Party 'round the Pandemic

Restrictions on 2020 holiday get-togethers compel families and friends to get creative
Fridays on the Homefront
With the holidays nearing, where do you stand when it comes to in-person meetups for group celebrations and holiday meals? The therapist we consulted on the subject, Jan Johnston-Tyler, fears "the world is going to hell in a handbasket—but that we'll get through it." Above: 2020's Thanksgiving accoutrements.

Santa Clara-based therapist Jan Johnston-Tyler calls herself an "apocoloptimist." Although she admits to having heard the whimsical term elsewhere, she offers her own definition as "someone who knows the world is going to hell in a handbasket, but that we'll get through it."

With the holidays nearing, the weirdness of a year spent in pandemic lockdown may be pushing many of us into heretofore-unlabeled vantage points, especially where in-person meetups for group celebrations and holiday meals are concerned.

California and U.S. disease control experts recommend staging get-togethers out of doors only, for which the indoor-outdoor synergy of modern homes is perfectly suited. Even those celebrations, however, should exclude people who have tested positive or are symptomatic of the COVID virus, as well as those previously at high risk.

All of this can pare down your celebration gathering opportunities considerably, not to mention the recommended maximums of two hours and three households per event. For those like Johnston-Tyler who love to entertain, especially at holiday season, this can be a tough assignment.

  Fridays on the Homefront
Turkey time: for one, two, or the whole family?
 

"It's an unusual time," understates the therapist, life coach, and mother of two. "Now we can't do what we normally did, and we'll have to do something different."

For Johnston-Tyler, that has included plans for an annual celebration of college friends that she has hosted for four decades, as well as Thanksgiving Day, Christmas, and even a memorial gathering for the anniversary of her husband's passing.

"We met in a park and we all had masks on," she said of the latter, which she admits was followed by a rare meal at an indoor restaurant.

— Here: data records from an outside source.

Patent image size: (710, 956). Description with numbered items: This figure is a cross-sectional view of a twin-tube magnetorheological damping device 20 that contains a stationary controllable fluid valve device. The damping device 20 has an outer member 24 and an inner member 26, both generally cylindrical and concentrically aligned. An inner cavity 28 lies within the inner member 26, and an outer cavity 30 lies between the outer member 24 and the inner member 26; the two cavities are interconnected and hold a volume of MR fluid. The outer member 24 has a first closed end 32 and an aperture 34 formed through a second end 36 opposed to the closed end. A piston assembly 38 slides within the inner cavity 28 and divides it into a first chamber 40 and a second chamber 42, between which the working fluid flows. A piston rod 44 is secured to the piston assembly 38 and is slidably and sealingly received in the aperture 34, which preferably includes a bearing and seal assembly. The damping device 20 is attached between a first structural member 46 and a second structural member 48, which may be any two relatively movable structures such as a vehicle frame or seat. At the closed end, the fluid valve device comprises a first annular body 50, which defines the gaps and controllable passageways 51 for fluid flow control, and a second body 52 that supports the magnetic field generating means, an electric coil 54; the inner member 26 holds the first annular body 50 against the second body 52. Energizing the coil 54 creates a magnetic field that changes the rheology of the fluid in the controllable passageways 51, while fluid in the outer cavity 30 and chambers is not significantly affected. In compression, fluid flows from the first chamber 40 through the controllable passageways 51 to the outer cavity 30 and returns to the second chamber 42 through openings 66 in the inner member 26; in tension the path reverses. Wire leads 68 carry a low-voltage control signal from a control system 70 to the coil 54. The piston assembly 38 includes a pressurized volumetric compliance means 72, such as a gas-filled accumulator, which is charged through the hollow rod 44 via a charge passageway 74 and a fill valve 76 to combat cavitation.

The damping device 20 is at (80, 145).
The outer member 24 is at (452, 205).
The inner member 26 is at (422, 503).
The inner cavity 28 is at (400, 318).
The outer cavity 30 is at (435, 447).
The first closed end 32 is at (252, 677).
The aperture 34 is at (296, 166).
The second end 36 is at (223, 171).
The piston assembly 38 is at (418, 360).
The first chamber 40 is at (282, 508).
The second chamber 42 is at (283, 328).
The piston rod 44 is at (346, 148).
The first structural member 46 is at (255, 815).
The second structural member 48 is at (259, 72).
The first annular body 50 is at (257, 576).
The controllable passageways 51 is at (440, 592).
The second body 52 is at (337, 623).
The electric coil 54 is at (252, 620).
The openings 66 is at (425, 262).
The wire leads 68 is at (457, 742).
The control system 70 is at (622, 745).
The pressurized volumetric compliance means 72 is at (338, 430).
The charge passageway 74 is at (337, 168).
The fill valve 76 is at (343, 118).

That worked out better than when masks were required at a planned birthday for her boyfriend's mother, a restriction that elicited "a huge blowout" from a few less cautious members of the family: "They just did not like that."

 
What is safe and unsafe today? "It's like politics and religion," says therapist Jan Johnston-Tyler (above). "It is simply another thing where we have our own values, our own value system."
 

"It's like politics and religion. It is simply another thing where we have our own values, our own value system," she observed with regard to opinions about what is safe and unsafe today. She warned against "harping" on people less cautious than you, adding, "Life is short. Remember, these are fundamental value decisions we're making."

Johnston-Tyler has pre-existing health conditions precluding direct patient contact in the pandemic, so her sessions have been strictly online since March, and her social life limited to the recommended pod of just a few families.

"I don't want to live like a crazy person alone, but at the same time I don't want to be reckless," she declared. "Our social life will adjust, because the stakes are so high. I mean, really, what [else] are we going to do?"

Holidays frequently represent a sizeable portion of social life, especially for introverts, homebodies, and the like.